The papers shifted. A council vote was delayed. The garden’s fate was put under review. It was not instant victory—bureaucracy wielded slow blades—but the town, alive with small, stubborn acts, had bought the garden time. However, industry analysts note that the financial demand
After the council meeting the keepers returned to their rounds. The garden bloomed with a smallness that was no less miraculous for its modesty: snowdrops pushed through the mulch, the moss shone like a thousand tiny emeralds, and the lanterns seemed fuller of light. Bunny found that the jade had dulled slightly, as if it had given away a portion of itself, but its hum was steadier and more like the sound of a heart at rest.
Spring crept up with the slowness of syrup and then—sudden. One day Bunny woke to see crocuses freckling the sidewalk, and the river had forgotten the cold. The keepers' visits thinned into lighter check-ins; the garden now had its own small pulse. Bunny, who had once thought of herself as a solitary keeper of tiny things, had become part of something larger: an unwritten commons that had stitched the town together.
On the first warm evening, Jade and Bunny sat by the greenhouse, sharing a cup of tea that tasted faintly of lemon and winter herbs. Bunny turned the stone over in her palm. It had lost none of its green but felt, somehow, younger.
"Did you ever expect it would work?" Bunny asked.
Jade shrugged. "Some things work because people believe in them. Others work because people keep showing up."
Bunny thought of the torn pocket, the misplaced notes on her stoop, the tiny rituals that had grown into a neighborhood’s embrace. She thought of cold winters and warm hands. "What will happen to the stone?" she asked.
"It will look for the next winter it can ease," Jade said. "It doesn't belong to any one person. It belongs to the space between people."
Months later, the jade—no longer a secret but still a small, precious thing—slipped from Bunny's scarf and rolled into a child's mitten left on the bench near the river. The child, a girl with red hair and a freckle on her chin, slipped the stone into her pocket and felt a warmth creep up her wrist. She smiled in a way that would become habitual—a small, secret smile—and somewhere, in the hollow beneath the willow, the lanterns brightened as if in approval.
Bunny, for her part, mended the torn pocket. The needle pricked her finger once, and she laughed at the sting. Life, she realized, would always be a sequence of small repairs. But in the quiet between one fix and the next, the winter jade—carried by hands that kept its secret and its warmth—would keep choosing people who needed the hush of a garden to remember how to hope.
And on some future cold night, when the river thunked with ice and someone wrapped their hands around a green stone, they would hear their name whispered like a benediction, and they would go, because that is how towns survive: by passing on the small green things that teach us to stay.
A more concrete explanation is that both artists worked with the same boutique production house in Southern California during overlapping periods (roughly 2019–2021). While they rarely appeared on camera together, they shared directors, lighting crews, and wardrobe stylists. As a result, there is a distinct visual language that binds the "Bunny Colby Winter Jade" era—specifically the use of colored gels (pink for Colby, teal for Jade) and isolated set designs.
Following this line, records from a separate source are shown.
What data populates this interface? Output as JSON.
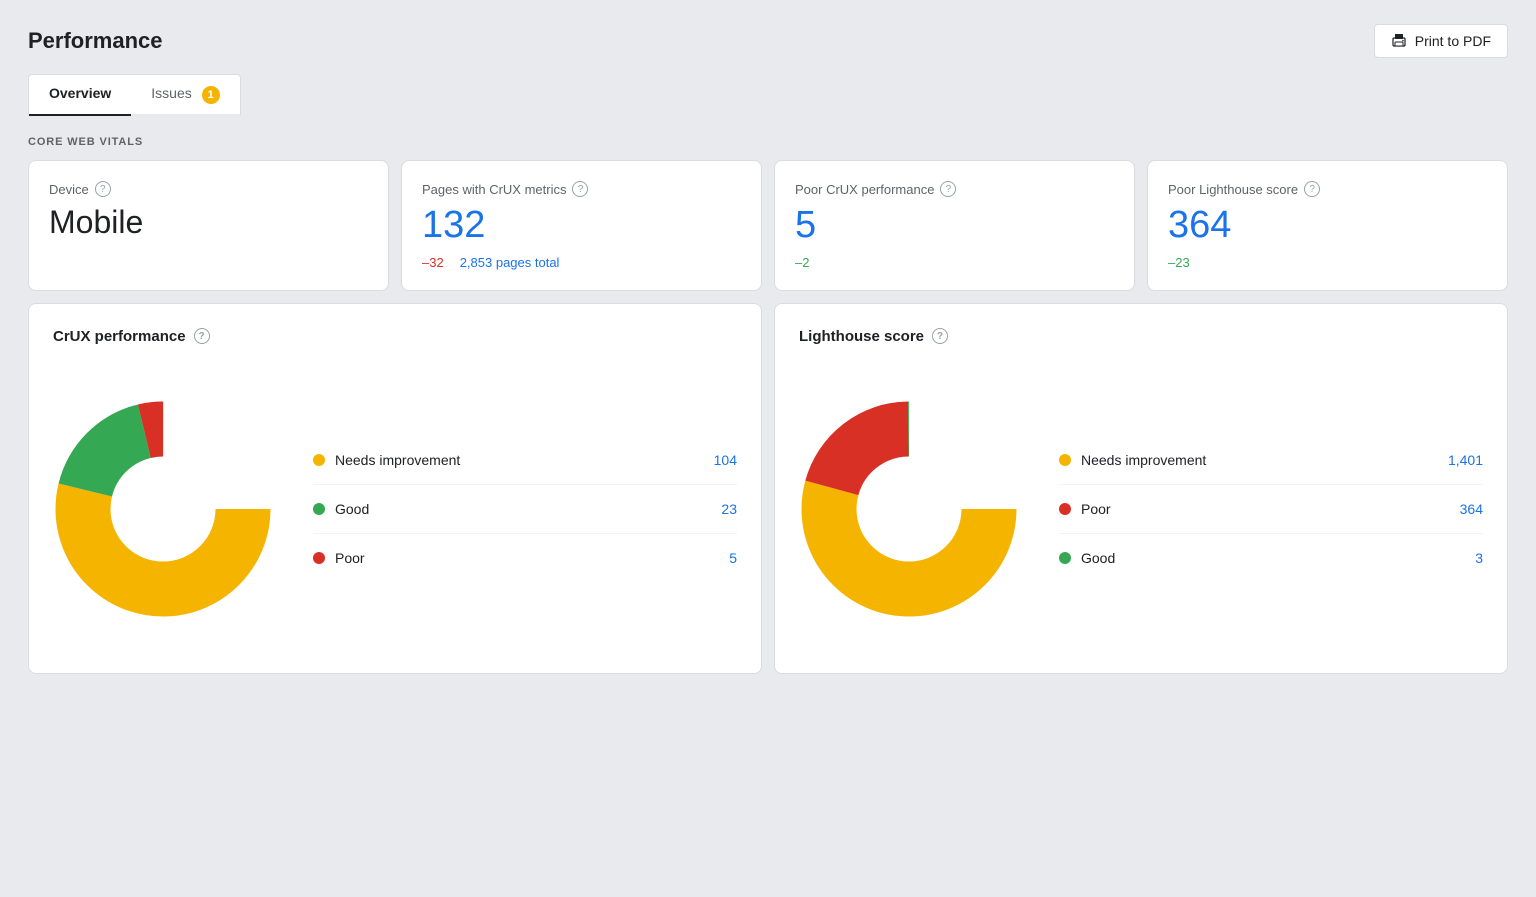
{
  "page": {
    "title": "Performance",
    "print_button": "Print to PDF"
  },
  "tabs": [
    {
      "id": "overview",
      "label": "Overview",
      "active": true,
      "badge": null
    },
    {
      "id": "issues",
      "label": "Issues",
      "active": false,
      "badge": "1"
    }
  ],
  "section_label": "CORE WEB VITALS",
  "metric_cards": [
    {
      "id": "device",
      "label": "Device",
      "value": "Mobile",
      "value_color": "device",
      "sub": []
    },
    {
      "id": "pages_with_crux",
      "label": "Pages with CrUX metrics",
      "value": "132",
      "value_color": "blue",
      "sub": [
        {
          "text": "–32",
          "color": "negative"
        },
        {
          "text": "2,853 pages total",
          "color": "positive"
        }
      ]
    },
    {
      "id": "poor_crux",
      "label": "Poor CrUX performance",
      "value": "5",
      "value_color": "blue",
      "sub": [
        {
          "text": "–2",
          "color": "green"
        }
      ]
    },
    {
      "id": "poor_lighthouse",
      "label": "Poor Lighthouse score",
      "value": "364",
      "value_color": "blue",
      "sub": [
        {
          "text": "–23",
          "color": "green"
        }
      ]
    }
  ],
  "charts": [
    {
      "id": "crux",
      "title": "CrUX performance",
      "legend": [
        {
          "label": "Needs improvement",
          "color": "#f5b400",
          "value": "104"
        },
        {
          "label": "Good",
          "color": "#34a853",
          "value": "23"
        },
        {
          "label": "Poor",
          "color": "#d93025",
          "value": "5"
        }
      ],
      "donut": {
        "segments": [
          {
            "label": "Needs improvement",
            "color": "#f5b400",
            "value": 104
          },
          {
            "label": "Good",
            "color": "#34a853",
            "value": 23
          },
          {
            "label": "Poor",
            "color": "#d93025",
            "value": 5
          }
        ],
        "total": 132
      }
    },
    {
      "id": "lighthouse",
      "title": "Lighthouse score",
      "legend": [
        {
          "label": "Needs improvement",
          "color": "#f5b400",
          "value": "1,401"
        },
        {
          "label": "Poor",
          "color": "#d93025",
          "value": "364"
        },
        {
          "label": "Good",
          "color": "#34a853",
          "value": "3"
        }
      ],
      "donut": {
        "segments": [
          {
            "label": "Needs improvement",
            "color": "#f5b400",
            "value": 1401
          },
          {
            "label": "Poor",
            "color": "#d93025",
            "value": 364
          },
          {
            "label": "Good",
            "color": "#34a853",
            "value": 3
          }
        ],
        "total": 1768
      }
    }
  ],
  "help_icon_label": "?"
}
Why are these two names frequently searched together? There are three primary theories among fan communities.
At the heart of Bunny Colby's work is a deep-seated belief in the power of art to evoke emotion and stimulate the imagination. Her style is a unique amalgamation of the fantastical and the real, often incorporating elements of nature, fantasy, and human experience. Colby's artistic philosophy centers around creating pieces that are not only visually striking but also narrative-driven, inviting viewers to engage with her work on a more intimate level.